Missing from the publicly released portions of the consultant’s report was an analysis of the recent history of firings, forced retirements, and litigation (civil and criminal), some of which is continuing. Such events have cost taxpayers millions of dollars. What brought about such events, and why have those conditions persisted into 2013?
The consultant did not address the departmental dysfunction “because it happened in the past and it isn’t material to anything we did here,” according to press reports. But bad stuff happens for a reason, and the reason shouldn’t be ignored, lest it be repeated.
Most glaringly absent from the consultant’s report is forthright analysis of the risks of appointing a new police chief from among the ranks of the current force, which is what the consultant tepidly recommends. The consultant, staffed by former police officers, has a natural bias to advocate for appointment of a new police chief from among the present ranks. But that’s a dangerous bias when the present officers have been back-stabbing each other for years, creating the climate of intra-departmental litigation that taxpayers have been repeatedly funding.

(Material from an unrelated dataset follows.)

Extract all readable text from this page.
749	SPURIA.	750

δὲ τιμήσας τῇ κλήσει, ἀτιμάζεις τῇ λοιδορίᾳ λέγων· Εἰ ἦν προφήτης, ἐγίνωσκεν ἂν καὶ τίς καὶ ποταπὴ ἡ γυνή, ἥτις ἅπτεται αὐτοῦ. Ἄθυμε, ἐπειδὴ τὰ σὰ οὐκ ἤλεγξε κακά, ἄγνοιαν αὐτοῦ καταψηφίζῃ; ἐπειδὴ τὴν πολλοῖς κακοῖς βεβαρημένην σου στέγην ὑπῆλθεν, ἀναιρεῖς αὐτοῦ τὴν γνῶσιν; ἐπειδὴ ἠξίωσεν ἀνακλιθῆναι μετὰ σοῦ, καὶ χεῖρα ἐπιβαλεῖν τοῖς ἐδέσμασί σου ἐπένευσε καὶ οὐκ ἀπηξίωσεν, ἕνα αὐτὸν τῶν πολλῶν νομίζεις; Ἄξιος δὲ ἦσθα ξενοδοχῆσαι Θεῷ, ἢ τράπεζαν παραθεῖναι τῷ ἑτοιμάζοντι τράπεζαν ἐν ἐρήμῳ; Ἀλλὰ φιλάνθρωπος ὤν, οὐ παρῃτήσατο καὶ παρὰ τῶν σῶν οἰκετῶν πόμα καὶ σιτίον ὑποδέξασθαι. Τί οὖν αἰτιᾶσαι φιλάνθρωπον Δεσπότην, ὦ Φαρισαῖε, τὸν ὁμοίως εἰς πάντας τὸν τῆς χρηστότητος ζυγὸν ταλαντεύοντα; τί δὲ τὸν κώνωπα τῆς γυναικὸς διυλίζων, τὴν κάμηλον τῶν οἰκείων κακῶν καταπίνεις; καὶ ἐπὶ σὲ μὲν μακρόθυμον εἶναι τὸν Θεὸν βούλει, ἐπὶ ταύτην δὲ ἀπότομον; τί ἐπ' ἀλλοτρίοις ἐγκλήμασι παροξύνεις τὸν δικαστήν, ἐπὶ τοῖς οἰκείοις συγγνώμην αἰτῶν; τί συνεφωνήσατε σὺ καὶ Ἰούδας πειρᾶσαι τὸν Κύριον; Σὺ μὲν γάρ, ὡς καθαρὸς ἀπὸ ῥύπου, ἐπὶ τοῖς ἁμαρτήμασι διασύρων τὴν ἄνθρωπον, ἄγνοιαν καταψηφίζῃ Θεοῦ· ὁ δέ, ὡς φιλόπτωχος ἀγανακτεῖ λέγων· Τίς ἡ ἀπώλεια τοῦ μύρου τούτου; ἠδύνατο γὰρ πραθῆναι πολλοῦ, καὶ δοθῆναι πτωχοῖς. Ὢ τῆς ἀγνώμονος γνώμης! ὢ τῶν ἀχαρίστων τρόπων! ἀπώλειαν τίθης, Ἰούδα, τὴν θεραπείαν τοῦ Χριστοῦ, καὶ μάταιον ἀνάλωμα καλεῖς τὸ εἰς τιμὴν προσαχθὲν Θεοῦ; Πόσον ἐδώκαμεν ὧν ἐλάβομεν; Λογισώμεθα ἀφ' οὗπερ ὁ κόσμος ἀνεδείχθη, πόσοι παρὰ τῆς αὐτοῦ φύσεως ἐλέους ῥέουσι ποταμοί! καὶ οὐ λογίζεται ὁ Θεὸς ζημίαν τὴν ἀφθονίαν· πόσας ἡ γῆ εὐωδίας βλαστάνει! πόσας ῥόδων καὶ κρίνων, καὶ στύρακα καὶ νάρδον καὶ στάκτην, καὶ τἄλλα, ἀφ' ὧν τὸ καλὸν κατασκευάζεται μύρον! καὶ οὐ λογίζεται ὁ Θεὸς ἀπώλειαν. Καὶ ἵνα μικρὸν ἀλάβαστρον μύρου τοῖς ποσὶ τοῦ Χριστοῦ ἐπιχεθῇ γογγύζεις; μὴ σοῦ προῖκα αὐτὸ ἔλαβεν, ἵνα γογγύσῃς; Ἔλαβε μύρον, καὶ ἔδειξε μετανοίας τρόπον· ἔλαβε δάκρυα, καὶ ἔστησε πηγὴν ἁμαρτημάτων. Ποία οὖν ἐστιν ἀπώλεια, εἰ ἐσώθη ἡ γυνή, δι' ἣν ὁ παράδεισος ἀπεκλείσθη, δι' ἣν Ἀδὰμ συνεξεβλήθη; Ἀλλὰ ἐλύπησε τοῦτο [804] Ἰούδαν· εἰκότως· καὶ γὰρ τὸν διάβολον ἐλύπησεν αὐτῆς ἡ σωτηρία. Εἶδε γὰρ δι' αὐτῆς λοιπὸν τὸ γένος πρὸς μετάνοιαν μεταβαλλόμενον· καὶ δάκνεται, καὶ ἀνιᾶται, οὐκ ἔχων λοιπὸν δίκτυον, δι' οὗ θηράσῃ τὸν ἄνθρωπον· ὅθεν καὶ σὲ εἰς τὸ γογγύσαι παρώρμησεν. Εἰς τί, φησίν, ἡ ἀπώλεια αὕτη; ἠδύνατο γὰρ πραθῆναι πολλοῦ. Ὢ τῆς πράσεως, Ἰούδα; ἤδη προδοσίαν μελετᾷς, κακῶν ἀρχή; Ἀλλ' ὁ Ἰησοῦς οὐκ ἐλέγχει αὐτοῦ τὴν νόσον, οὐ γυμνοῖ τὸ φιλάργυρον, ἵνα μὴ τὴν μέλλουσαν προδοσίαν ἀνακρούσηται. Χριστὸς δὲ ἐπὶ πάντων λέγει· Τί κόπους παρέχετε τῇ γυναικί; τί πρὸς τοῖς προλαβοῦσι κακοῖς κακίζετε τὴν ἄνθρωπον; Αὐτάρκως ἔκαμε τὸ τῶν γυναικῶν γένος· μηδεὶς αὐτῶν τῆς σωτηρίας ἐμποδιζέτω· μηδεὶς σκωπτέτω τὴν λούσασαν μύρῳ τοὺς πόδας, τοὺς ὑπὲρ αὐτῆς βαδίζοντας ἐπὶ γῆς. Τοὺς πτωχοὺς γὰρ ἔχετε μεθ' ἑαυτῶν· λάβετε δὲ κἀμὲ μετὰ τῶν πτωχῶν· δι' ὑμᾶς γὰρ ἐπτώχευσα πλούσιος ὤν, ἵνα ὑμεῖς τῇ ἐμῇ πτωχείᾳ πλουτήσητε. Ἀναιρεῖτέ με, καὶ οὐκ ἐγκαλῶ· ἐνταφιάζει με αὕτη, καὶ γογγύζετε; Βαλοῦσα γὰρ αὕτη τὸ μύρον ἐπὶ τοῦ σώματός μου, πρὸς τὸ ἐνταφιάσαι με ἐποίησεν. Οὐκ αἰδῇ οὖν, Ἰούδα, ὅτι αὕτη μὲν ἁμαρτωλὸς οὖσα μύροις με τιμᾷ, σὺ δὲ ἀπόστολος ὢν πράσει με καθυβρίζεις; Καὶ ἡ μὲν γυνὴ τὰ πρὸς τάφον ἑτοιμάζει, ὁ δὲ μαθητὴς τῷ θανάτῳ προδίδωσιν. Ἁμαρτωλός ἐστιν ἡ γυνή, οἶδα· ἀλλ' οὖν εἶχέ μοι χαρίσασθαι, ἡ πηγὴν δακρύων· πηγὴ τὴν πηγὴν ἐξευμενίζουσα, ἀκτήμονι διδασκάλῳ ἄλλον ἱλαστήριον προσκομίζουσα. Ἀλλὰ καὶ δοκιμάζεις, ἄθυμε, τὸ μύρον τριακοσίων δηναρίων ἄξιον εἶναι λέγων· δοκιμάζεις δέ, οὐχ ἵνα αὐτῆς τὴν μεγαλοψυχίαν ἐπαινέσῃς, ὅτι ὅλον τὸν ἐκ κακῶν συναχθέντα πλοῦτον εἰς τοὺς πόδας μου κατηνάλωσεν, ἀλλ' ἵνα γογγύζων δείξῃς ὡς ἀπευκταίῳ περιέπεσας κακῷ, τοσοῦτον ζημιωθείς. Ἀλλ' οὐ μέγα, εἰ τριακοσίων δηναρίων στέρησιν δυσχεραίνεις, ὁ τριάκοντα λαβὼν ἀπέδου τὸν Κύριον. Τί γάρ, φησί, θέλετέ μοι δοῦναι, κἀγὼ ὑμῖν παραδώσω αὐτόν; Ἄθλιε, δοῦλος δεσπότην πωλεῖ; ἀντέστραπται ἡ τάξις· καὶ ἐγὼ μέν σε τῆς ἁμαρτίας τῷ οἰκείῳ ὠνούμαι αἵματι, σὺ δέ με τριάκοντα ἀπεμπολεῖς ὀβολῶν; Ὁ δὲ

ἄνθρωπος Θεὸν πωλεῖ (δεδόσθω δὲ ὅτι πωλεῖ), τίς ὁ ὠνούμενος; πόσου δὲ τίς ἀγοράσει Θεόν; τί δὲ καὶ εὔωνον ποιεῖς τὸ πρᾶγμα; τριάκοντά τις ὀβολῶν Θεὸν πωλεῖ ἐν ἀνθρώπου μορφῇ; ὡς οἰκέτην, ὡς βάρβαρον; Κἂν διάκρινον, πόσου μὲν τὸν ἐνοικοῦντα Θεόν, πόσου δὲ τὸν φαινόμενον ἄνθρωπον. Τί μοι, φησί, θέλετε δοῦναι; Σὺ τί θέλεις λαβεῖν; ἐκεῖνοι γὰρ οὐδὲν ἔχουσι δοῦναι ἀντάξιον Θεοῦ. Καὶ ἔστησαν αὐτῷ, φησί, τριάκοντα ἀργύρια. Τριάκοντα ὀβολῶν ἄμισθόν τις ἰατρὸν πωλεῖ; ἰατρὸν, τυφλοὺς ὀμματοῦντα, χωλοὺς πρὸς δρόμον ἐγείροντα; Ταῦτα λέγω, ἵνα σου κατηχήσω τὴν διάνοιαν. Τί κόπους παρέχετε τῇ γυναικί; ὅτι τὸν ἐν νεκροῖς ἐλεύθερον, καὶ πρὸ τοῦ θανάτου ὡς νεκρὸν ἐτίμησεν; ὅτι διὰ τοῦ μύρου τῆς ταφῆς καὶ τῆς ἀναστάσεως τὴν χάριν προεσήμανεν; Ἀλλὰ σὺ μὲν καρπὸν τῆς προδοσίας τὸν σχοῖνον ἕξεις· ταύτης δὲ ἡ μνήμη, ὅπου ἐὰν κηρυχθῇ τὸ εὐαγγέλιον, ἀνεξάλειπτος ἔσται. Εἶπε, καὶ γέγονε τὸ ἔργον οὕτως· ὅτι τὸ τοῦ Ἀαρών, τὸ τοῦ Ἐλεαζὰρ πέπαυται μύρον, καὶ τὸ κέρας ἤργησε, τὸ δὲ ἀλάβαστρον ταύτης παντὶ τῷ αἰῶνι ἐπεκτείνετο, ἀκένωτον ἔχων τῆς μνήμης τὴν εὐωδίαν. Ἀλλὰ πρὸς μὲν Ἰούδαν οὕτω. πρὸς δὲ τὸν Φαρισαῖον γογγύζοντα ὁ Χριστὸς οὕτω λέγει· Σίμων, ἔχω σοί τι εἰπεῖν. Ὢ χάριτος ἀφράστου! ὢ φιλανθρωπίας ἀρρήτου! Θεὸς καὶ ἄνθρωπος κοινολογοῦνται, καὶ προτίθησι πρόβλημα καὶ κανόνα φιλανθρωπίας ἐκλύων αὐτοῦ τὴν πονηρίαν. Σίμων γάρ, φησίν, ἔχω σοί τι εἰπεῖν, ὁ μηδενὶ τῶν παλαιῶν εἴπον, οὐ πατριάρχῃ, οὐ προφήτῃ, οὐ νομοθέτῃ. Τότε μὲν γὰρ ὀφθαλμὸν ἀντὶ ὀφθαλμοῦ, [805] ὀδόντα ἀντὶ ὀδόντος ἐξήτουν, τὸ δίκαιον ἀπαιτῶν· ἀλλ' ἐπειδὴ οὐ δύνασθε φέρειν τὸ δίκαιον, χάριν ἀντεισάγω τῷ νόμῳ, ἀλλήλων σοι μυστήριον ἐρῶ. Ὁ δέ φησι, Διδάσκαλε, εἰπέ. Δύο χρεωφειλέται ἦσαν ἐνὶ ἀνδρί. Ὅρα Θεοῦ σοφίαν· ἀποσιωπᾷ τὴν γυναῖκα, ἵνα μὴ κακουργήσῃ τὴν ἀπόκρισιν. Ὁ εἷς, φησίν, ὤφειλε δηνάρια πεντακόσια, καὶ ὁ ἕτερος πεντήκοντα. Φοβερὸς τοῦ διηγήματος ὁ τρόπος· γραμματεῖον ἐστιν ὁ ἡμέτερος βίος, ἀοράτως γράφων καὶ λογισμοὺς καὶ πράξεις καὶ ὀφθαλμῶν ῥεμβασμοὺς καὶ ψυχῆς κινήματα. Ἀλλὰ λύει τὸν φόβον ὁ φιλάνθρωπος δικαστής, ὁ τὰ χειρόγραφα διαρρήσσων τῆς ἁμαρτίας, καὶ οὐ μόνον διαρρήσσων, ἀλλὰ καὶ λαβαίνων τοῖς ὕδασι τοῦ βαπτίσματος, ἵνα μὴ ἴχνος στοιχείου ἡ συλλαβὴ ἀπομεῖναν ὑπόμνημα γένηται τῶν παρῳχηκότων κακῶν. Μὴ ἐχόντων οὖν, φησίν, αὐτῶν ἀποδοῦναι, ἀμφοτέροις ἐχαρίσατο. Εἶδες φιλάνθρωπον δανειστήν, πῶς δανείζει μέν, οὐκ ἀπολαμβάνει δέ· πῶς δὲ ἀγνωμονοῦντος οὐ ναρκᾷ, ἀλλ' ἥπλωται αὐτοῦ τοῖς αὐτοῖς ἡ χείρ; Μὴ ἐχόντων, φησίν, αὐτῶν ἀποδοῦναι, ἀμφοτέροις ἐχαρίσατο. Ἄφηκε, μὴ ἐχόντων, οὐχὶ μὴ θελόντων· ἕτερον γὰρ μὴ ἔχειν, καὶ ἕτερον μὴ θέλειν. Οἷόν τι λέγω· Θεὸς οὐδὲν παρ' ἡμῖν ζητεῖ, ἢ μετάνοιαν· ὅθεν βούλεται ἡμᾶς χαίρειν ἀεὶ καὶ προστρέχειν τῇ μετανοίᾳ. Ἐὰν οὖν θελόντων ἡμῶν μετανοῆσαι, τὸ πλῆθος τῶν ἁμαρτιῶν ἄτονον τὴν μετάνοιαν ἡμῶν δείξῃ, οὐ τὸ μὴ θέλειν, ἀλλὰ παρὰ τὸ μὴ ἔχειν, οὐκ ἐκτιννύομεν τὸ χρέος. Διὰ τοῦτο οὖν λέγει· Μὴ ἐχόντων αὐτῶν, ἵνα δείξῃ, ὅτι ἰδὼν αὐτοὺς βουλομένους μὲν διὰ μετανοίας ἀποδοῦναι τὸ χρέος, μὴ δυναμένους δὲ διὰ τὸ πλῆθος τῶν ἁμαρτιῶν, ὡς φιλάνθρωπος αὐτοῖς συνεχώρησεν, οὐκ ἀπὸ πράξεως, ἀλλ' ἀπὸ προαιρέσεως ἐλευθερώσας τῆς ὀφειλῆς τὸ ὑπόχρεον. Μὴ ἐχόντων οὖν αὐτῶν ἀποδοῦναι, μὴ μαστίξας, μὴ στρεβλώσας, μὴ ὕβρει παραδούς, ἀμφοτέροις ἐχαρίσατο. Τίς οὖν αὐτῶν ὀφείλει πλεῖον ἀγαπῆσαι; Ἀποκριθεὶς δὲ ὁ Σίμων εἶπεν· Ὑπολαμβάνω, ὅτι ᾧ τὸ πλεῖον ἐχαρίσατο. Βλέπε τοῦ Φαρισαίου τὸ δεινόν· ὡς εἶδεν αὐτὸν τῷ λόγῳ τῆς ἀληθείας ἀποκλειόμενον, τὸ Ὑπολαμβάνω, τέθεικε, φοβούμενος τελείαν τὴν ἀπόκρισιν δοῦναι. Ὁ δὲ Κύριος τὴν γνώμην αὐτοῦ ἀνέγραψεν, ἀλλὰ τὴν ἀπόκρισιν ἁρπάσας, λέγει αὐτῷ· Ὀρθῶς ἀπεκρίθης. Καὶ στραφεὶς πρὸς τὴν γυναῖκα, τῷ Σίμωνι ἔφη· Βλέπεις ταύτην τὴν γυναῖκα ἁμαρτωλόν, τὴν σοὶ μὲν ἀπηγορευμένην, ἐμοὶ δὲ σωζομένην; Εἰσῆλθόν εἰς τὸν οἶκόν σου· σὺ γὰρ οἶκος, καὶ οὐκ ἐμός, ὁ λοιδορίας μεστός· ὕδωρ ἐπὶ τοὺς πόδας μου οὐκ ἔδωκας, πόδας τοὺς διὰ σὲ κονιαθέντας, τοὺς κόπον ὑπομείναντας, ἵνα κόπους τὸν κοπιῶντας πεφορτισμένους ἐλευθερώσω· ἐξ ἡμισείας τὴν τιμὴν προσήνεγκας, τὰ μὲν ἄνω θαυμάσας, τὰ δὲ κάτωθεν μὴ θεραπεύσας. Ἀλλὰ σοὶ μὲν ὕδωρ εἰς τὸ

It’s time for forthright consideration of the appointment of a civilian public safety director who is not mired in Princeton’s recent history of police dysfunction. There is every reason to be concerned that if a new chief is appointed from among the current ranks — no matter how able that person may be — the candidates not selected and their cohorts will continue the back-stabbing practices of the past.

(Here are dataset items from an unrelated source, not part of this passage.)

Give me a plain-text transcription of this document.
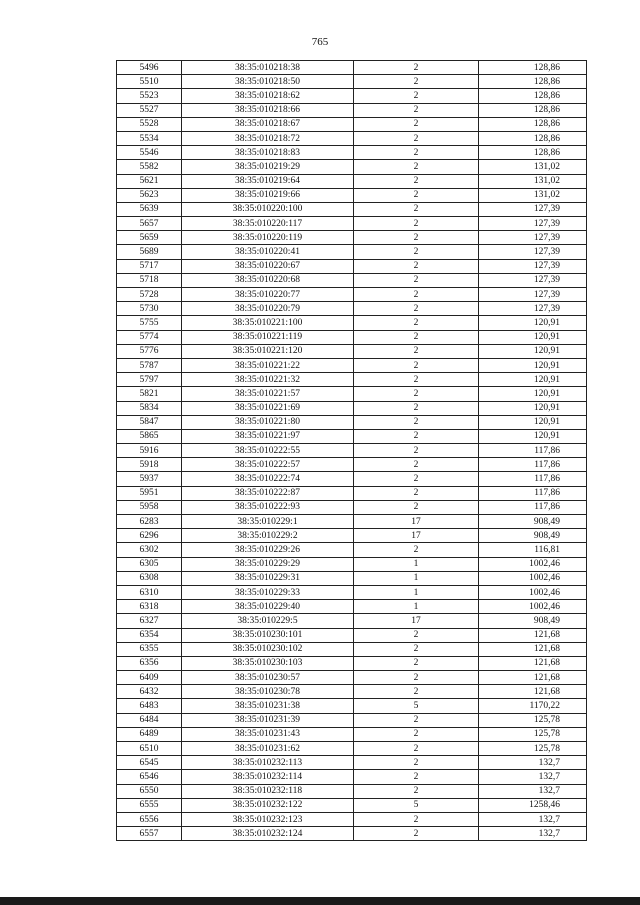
765
5496	38:35:010218:38	2	128,86
5510	38:35:010218:50	2	128,86
5523	38:35:010218:62	2	128,86
5527	38:35:010218:66	2	128,86
5528	38:35:010218:67	2	128,86
5534	38:35:010218:72	2	128,86
5546	38:35:010218:83	2	128,86
5582	38:35:010219:29	2	131,02
5621	38:35:010219:64	2	131,02
5623	38:35:010219:66	2	131,02
5639	38:35:010220:100	2	127,39
5657	38:35:010220:117	2	127,39
5659	38:35:010220:119	2	127,39
5689	38:35:010220:41	2	127,39
5717	38:35:010220:67	2	127,39
5718	38:35:010220:68	2	127,39
5728	38:35:010220:77	2	127,39
5730	38:35:010220:79	2	127,39
5755	38:35:010221:100	2	120,91
5774	38:35:010221:119	2	120,91
5776	38:35:010221:120	2	120,91
5787	38:35:010221:22	2	120,91
5797	38:35:010221:32	2	120,91
5821	38:35:010221:57	2	120,91
5834	38:35:010221:69	2	120,91
5847	38:35:010221:80	2	120,91
5865	38:35:010221:97	2	120,91
5916	38:35:010222:55	2	117,86
5918	38:35:010222:57	2	117,86
5937	38:35:010222:74	2	117,86
5951	38:35:010222:87	2	117,86
5958	38:35:010222:93	2	117,86
6283	38:35:010229:1	17	908,49
6296	38:35:010229:2	17	908,49
6302	38:35:010229:26	2	116,81
6305	38:35:010229:29	1	1002,46
6308	38:35:010229:31	1	1002,46
6310	38:35:010229:33	1	1002,46
6318	38:35:010229:40	1	1002,46
6327	38:35:010229:5	17	908,49
6354	38:35:010230:101	2	121,68
6355	38:35:010230:102	2	121,68
6356	38:35:010230:103	2	121,68
6409	38:35:010230:57	2	121,68
6432	38:35:010230:78	2	121,68
6483	38:35:010231:38	5	1170,22
6484	38:35:010231:39	2	125,78
6489	38:35:010231:43	2	125,78
6510	38:35:010231:62	2	125,78
6545	38:35:010232:113	2	132,7
6546	38:35:010232:114	2	132,7
6550	38:35:010232:118	2	132,7
6555	38:35:010232:122	5	1258,46
6556	38:35:010232:123	2	132,7
6557	38:35:010232:124	2	132,7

That risk is reason enough to take a fresh and unbiased look at appointing a civilian as head of police who has no history with the dysfunction that has too long plagued the department. Until the newly consolidated department settles down, civilian oversight could provide a useful firewall from the historical dysfunction. Wouldn’t consideration of civilian oversight for a few years provide the best opportunity to distance the department from its recent history?
Mayor and Council should address that question — and do so not simply by relying on a glossy report of the former police officials who, historically, have been prejudiced against civilian oversight of the municipality’s most expensive department.